Installation

Requirements

Bempp-cl can be installed on any Windows, Mac, or Linux system with Python 3.7. The following dependencies are required:

  • numpy

  • scipy

  • numba

  • pyopencl

  • meshio

  • plotly

OpenCL

Bempp-cl uses OpenCL kernels to launch computations. OpenCL is a standard for accessing various types of compute devices, including CPUs and GPUs. Bempp-cl uses OpenCL to compile C99 kernels during runtime for the underlying compute device. This requires a runtime environment to be installed. Runtime environments are available from Apple (CPU, GPU), Nvidia (GPU), AMD (GPU) <https://rocm.github.io/install.html>_, Intel (CPU/GPU) and through the open-source Pocl Project (CPU). In the following a few important remarks about OpenCL runtime environments.

  • Most GPU devices are much faster in single precision and we do not advise using Bempp in double precision on such devices.

  • If Pocl is used we require at least version 1.3. The package in the current Ubuntu 18.04 LTS release is older and does not yet support Bempp-cl.

  • The Apple CPU runtime environment is not compatible with Bempp-cl.

We provide quick installation instructions with Pocl, but also test regularly with AMD and Nvidia runtime environments. This quick installation creates a working installation based on the Pocl ICD (Installable Client Driver). For the activation of other ICDs (e.g. from AMD or Nvidia) see further below.

Quick-Installation

The quick installation gets you up and running on a CPU based system. It works on Mac OS, Linux and the Windows Subsystem for Linux. The only requirement is a working conda installation.

First, if not already done, enable the conda-forge channel.

conda config --add channels conda-forge
conda config --set channel_priority strict

Next, create a new environment for Bempp and change into it.

conda create -n bempp python=3.7
conda activate bempp

We are using Python 3.7 by default, as there is currently still a bug with Numba and Python 3.8 that effects Bempp-cl. On older versions of conda it may be necessary to use source activate instead of conda activate.

We can now install Bempp-cl with

conda install bempp-cl

This installs Bempp-cl with a minimal set of dependencies that are required to run the software. However, we strongly recommend to also install Gmsh, Matplotlib, and Jupyter. This can be done via

conda install gmsh matplotlib jupyter

Using other compute devices

Any compute device that provides a valid ICD can in principle be used with Bempp. However, if Bempp is installed within a conda environment these may not be seen by the installation. The reason is that conda expects files in different locations than may be provided by the system. The following two solutions have been tested on Linux based systems.
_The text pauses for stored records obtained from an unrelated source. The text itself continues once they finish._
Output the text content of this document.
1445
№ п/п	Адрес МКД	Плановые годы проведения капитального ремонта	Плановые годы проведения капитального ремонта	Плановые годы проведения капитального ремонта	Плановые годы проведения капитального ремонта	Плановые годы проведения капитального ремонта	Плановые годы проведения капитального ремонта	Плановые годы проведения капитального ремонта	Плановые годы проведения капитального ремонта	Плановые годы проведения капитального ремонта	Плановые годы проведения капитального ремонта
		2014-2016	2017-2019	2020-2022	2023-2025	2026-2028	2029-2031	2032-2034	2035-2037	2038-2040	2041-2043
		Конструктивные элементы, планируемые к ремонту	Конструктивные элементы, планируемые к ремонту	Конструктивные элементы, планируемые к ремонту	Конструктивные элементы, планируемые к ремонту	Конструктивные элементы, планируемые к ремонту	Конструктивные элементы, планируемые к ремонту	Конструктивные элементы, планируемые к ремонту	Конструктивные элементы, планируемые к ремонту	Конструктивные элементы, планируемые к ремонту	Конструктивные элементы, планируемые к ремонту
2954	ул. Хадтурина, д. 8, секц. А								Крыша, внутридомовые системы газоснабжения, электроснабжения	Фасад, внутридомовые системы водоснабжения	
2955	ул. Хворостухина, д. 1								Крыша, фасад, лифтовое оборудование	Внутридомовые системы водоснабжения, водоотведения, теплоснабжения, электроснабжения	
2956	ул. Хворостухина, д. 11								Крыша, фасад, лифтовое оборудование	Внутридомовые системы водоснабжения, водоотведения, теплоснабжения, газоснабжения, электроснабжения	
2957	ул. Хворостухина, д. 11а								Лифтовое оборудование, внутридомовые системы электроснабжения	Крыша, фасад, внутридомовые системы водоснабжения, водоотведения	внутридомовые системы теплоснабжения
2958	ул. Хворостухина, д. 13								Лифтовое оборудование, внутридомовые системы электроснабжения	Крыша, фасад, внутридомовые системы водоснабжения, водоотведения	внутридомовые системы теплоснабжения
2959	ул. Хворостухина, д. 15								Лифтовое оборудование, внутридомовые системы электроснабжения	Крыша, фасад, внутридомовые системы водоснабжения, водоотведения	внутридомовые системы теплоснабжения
Set the ICD location via environment variable

Typically, GPU vendors install ICDs in /etc/OpenCL/vendors. You can set this as default search path for ICD files with the command

export OPENCL_VENDOR_PATH=/etc/OpenCL/vendors

The drawback is that as long as this variable is set the Pocl driver provided through conda is not visible any more.

Copy ICD files into the correct location

An alternative to setting an environment variable is to copy the system ICD files into a location that conda knows.

First, find out where your conda environment is installed, using e.g. the command which python when the environment is active. The output of the command may be something like

/home/user/miniconda3/envs/bempp/bin/python

But this depends on whether Anaconda Python or Miniconda is installed and where the base installation resides. The directory in which conda installs ICDs is

/home/user/miniconda3/envs/bempp/etc/OpenCL/vendors

This directory already contains a file called pocl.icd which has been installed through the pocl conda package. To use other ICD drivers copy them over from the system directory /etc/OpenCL/vendors into the above directory of your conda environment.